The Missoula Food Bank has changed its model of distributing food to local families with the onset of the coronavirus pandemic.

Executive Director Aaron Brock said the demand has increased dramatically over the past week.

“Monday was the busiest day we’ve ever seen at the Food Bank,” said Brock. “More than 360 households came through on that single day. Some of that was by folks whose situations are changing quickly. People whose kids are not able to access school meals and people who have been laid off or whose hours have been cut.”

Brock said the food they distribute comes from a variety of sources.

“We’re able to buy in bulk from wholesalers and the supply chain has been holding up just fine,” he said. “With purchased food it’s easier for our volunteers. We have small groups of volunteers that are repackaging that food into grab-and-go bags and boxes and so purchasing uniform foods makes it easier for the small assembly line we have set up.”
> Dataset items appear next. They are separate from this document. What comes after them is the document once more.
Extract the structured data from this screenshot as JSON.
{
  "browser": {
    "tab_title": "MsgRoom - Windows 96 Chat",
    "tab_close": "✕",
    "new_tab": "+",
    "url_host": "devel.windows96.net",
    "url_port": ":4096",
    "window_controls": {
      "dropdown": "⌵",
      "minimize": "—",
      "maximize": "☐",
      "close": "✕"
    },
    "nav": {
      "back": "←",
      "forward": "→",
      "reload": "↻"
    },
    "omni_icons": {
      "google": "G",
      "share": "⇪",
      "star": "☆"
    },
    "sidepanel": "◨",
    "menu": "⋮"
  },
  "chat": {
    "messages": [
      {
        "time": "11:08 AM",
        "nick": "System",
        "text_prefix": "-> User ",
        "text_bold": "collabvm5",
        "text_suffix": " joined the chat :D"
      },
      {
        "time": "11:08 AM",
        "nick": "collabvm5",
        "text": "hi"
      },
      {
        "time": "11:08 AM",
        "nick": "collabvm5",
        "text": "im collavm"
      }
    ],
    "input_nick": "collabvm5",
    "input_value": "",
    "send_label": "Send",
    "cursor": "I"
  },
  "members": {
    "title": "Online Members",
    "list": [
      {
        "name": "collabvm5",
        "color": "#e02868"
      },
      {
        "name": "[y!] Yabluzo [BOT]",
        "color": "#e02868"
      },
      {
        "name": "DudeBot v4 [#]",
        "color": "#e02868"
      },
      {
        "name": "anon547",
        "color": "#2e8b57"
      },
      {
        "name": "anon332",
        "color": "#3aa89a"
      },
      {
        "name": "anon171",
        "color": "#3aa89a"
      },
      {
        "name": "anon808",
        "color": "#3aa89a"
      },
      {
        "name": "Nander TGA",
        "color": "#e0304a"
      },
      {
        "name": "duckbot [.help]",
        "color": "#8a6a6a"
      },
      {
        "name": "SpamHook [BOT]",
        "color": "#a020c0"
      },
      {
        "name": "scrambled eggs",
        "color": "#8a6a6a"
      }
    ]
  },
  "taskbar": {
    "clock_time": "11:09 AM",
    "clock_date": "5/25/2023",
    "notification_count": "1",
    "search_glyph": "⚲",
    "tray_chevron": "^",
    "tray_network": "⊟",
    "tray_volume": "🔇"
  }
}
Brock considered the question of how long the Food Bank could continue meeting this increasing demand if the coronavirus crisis continues for an extended period.

“The bigger questions are long-term funding, long term volunteer teams,” he said. “If this crisis lasts for a month, we’ll be fine at the Food Bank. If it lasts for four months or six months, then I think we’ll have to ask the community to support us in a different kind of way.”

According to the Missoula Food Bank website, ‘our services are intended to provide a 3 day emergency supply of food, and meant to supplement other food sources. Our services are available to you one time per calendar month for a full shop, and a second time per calendar month for a perishables-only shop.’